Every month in the UK, hundreds of thousands of people enter their 18th month of waiting for surgery. Academics researching the problem in Canada estimated that tens of thousands of Canadian women have died because of waiting times under their system. In those and many other countries, there are few options for healthcare access outside the rationed care the government provides.

And because governments jealously guard their power, even going around them to receive treatment is often prohibited. We saw that in the infuriating case of the UK’s Charlie Gard, whose parents were denied the right to bring their terminally ill baby to the US for an experimental treatment even though they had raised the necessary funds themselves.

America is, unfortunately, heading down the same path. Obamacare is slowly imploding with double or even triple-digit premium increases year over year, and now news comes from Massachusetts that "Romneycare," the original Obamacare blueprint, is hoping to begin denying its citizens access to medicine in hopes of saving money.

In the past several days, Massachusetts officials initiated the formal process to limit which drugs are covered under its state Medicaid program. In justifying the decision to ration medicine, state officials cited the exploding costs of their program. “Since 2010, MassHealth drug spending has risen at a compound annual growth rate of 13 percent.

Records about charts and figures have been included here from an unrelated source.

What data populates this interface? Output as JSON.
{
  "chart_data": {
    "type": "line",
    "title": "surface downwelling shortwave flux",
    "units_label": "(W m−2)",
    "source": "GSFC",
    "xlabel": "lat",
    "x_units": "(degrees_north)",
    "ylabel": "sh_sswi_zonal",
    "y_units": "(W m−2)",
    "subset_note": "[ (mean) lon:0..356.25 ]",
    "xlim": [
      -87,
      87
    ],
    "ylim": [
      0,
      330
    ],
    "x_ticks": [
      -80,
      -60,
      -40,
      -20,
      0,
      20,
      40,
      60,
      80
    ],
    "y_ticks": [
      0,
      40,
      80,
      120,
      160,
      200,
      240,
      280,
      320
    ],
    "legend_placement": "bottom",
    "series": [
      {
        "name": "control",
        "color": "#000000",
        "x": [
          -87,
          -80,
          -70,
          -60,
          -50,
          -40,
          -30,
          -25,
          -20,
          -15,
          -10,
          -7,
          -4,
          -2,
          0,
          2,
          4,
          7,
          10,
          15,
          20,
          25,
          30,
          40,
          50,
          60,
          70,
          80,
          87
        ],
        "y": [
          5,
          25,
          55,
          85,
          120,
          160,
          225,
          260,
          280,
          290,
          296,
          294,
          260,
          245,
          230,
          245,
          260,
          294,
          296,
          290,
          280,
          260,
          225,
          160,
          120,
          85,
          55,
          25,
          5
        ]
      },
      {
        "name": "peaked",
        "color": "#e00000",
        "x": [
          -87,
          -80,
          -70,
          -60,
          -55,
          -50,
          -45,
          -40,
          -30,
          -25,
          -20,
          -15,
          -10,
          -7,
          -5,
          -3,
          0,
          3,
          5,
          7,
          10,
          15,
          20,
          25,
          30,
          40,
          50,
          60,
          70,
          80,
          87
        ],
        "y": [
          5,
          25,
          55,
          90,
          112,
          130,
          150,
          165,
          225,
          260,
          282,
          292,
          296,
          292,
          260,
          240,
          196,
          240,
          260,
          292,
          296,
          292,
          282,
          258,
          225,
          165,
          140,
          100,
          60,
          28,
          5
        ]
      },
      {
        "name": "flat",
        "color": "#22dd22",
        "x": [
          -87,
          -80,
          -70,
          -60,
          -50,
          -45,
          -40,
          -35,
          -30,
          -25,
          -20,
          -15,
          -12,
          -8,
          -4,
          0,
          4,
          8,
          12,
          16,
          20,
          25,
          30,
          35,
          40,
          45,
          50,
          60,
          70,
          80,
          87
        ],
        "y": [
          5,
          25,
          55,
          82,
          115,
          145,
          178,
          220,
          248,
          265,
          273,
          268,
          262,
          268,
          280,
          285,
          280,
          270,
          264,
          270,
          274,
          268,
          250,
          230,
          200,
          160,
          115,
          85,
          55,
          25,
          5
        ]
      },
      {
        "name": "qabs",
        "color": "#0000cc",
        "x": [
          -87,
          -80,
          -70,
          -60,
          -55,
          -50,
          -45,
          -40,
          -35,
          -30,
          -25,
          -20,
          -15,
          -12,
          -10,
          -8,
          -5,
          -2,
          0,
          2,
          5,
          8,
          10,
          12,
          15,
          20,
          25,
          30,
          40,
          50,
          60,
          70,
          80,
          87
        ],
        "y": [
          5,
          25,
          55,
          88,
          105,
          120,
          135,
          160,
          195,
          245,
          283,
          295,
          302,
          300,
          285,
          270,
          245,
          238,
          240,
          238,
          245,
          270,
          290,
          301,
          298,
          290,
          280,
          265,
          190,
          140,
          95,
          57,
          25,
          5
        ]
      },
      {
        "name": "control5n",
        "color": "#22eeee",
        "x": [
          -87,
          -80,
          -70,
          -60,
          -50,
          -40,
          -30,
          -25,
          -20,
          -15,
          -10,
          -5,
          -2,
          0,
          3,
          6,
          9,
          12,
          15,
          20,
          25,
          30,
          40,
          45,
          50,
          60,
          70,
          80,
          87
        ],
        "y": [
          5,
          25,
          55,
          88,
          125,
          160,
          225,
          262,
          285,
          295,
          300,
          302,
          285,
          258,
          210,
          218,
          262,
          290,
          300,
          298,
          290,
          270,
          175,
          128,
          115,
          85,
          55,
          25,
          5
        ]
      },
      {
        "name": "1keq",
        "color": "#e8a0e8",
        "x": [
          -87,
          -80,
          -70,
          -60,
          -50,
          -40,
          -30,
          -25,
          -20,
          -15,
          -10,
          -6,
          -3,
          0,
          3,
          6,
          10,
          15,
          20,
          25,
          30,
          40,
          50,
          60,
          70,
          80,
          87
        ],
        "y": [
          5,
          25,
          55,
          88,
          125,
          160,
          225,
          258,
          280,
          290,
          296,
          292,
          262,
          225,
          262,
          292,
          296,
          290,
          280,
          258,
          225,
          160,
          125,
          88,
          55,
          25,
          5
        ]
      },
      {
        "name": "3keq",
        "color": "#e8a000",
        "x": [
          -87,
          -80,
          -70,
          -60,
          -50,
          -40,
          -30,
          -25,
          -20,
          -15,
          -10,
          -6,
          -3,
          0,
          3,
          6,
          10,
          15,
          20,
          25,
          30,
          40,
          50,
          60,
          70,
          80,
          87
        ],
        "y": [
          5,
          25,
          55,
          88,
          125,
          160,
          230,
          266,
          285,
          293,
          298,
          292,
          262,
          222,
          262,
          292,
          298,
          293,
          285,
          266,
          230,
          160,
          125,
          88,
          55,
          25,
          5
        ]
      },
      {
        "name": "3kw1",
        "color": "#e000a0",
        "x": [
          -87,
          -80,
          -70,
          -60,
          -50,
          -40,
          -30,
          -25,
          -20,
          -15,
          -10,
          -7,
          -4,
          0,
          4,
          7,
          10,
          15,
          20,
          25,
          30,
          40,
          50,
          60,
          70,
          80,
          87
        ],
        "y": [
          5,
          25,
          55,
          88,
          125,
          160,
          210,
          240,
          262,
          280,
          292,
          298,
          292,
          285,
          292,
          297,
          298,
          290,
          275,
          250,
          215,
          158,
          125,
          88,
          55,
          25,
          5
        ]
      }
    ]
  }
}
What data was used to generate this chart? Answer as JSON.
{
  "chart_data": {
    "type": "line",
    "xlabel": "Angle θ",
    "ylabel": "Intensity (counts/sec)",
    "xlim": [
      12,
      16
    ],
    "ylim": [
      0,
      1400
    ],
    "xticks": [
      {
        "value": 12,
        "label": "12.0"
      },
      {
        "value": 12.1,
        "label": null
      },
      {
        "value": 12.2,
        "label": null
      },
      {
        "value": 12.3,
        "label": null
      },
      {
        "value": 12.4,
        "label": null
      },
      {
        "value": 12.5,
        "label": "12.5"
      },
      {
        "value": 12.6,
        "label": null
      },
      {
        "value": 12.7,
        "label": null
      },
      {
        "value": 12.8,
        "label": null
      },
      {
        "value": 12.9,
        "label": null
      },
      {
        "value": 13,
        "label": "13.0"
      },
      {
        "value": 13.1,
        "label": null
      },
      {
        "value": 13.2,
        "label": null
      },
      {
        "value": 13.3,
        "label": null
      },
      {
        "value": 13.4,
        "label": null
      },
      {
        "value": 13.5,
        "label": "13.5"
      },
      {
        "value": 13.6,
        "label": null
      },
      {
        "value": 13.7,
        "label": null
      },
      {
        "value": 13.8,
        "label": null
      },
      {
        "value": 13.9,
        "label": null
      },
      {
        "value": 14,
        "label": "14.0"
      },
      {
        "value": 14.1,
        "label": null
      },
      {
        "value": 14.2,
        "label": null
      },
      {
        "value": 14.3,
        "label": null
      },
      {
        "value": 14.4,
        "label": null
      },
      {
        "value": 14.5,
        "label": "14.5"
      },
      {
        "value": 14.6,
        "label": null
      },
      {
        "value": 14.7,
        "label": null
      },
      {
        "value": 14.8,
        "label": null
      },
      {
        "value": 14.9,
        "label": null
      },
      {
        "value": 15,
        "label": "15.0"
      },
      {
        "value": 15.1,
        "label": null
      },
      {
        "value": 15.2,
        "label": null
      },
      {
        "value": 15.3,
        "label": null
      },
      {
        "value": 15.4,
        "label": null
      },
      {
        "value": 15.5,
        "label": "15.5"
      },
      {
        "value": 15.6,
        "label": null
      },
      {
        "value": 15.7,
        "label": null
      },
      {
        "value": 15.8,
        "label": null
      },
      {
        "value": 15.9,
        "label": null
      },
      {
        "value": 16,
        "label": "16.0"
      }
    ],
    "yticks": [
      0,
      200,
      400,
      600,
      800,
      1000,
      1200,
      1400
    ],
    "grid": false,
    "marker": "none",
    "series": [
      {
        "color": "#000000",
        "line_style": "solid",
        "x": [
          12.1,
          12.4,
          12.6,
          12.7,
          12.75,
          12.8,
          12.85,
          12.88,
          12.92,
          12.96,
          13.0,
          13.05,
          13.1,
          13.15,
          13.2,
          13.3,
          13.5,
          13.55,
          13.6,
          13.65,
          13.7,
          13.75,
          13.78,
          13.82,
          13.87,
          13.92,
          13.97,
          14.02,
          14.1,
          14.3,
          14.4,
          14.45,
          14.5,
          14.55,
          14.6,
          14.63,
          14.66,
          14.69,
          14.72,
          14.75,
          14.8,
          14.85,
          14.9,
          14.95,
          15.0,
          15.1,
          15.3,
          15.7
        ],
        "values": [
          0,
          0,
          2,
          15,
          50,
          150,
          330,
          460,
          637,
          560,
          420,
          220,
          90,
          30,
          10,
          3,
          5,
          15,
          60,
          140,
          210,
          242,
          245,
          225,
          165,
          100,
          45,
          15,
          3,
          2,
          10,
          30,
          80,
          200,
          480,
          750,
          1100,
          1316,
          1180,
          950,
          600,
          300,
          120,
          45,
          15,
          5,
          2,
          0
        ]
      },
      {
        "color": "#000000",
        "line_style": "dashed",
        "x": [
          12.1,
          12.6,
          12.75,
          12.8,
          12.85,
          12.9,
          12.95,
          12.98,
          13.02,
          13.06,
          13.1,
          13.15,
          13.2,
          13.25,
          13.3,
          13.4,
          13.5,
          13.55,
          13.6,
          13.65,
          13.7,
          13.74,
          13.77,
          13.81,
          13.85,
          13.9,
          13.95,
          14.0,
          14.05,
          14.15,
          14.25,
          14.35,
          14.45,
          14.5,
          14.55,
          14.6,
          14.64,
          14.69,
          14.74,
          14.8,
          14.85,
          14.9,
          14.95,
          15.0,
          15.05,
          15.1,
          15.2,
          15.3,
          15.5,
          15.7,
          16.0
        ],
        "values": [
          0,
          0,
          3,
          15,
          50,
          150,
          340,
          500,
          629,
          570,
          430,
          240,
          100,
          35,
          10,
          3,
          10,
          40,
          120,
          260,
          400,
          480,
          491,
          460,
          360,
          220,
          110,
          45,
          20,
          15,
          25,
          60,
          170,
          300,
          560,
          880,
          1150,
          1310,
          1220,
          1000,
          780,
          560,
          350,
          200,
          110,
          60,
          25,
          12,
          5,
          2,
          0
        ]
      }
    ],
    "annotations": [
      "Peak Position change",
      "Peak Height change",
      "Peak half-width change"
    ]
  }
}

If growth in drug costs continues at the current trajectory, it may crowd out important spending on health care and other critical programs,” Marylou Sudders, Massachusetts secretary of Health and Human Services, wrote in a Sept. 8 letter.

Although the prospect of government-controlled access to medicine is alarming, it's doubly frustrating when you consider that rationing is an inevitably, irrevocably doomed strategy to reduce costs, and that government is largely responsible for the problem in the first place.

Prices provide fundamental information about market conditions. When they rise, it attracts new providers to enter a market and increase supply to meet rising demand. Unfortunately, prices in the drug market are heavily distorted by government barriers, like the high cost of bringing new drugs to the market, and the widespread use of third-party payers (Medicare, Medicaid, and private insurance) that insulates patients from the cost of drugs at the point of purchase and thus the need to shop around for the best priced alternative.

There’s little wonder that drug prices are seen as high in such an environment. But price controls attack the symptoms rather than the disease and end up only exacerbating the problem and creating shortages when prices no longer reflect market reality.

Rationing will, at best, temporarily slow the government's exploding health care costs. But it can be guaranteed to produce one major change: the further politicization of the health care system.

Proponents justify the MassHealth change by comparing it to the behavior of private insurers. Never mind that part of the problem is over-reliance on insurance and other third-party payers, governments simply do not operate the same as for-profit entities. Decisions made through political processes inevitably become political. The result will be drug lists determined by which manufacturers hire the best lobbyists, or coverage based on what’s politically popular.

Democrats are seizing on Obamacare's failures and skyrocketing premiums to demand single-payer, just as many predicted they would. It proves once again the truth of “Mitchell’s Law” that bad government policy begets more bad government policy. Rather than undoing the interference that has so distorted the drug market and left prices spiraling out of control, politicians intend to pile on. Rationing is hitting Romneycare now -- Obamacare is next.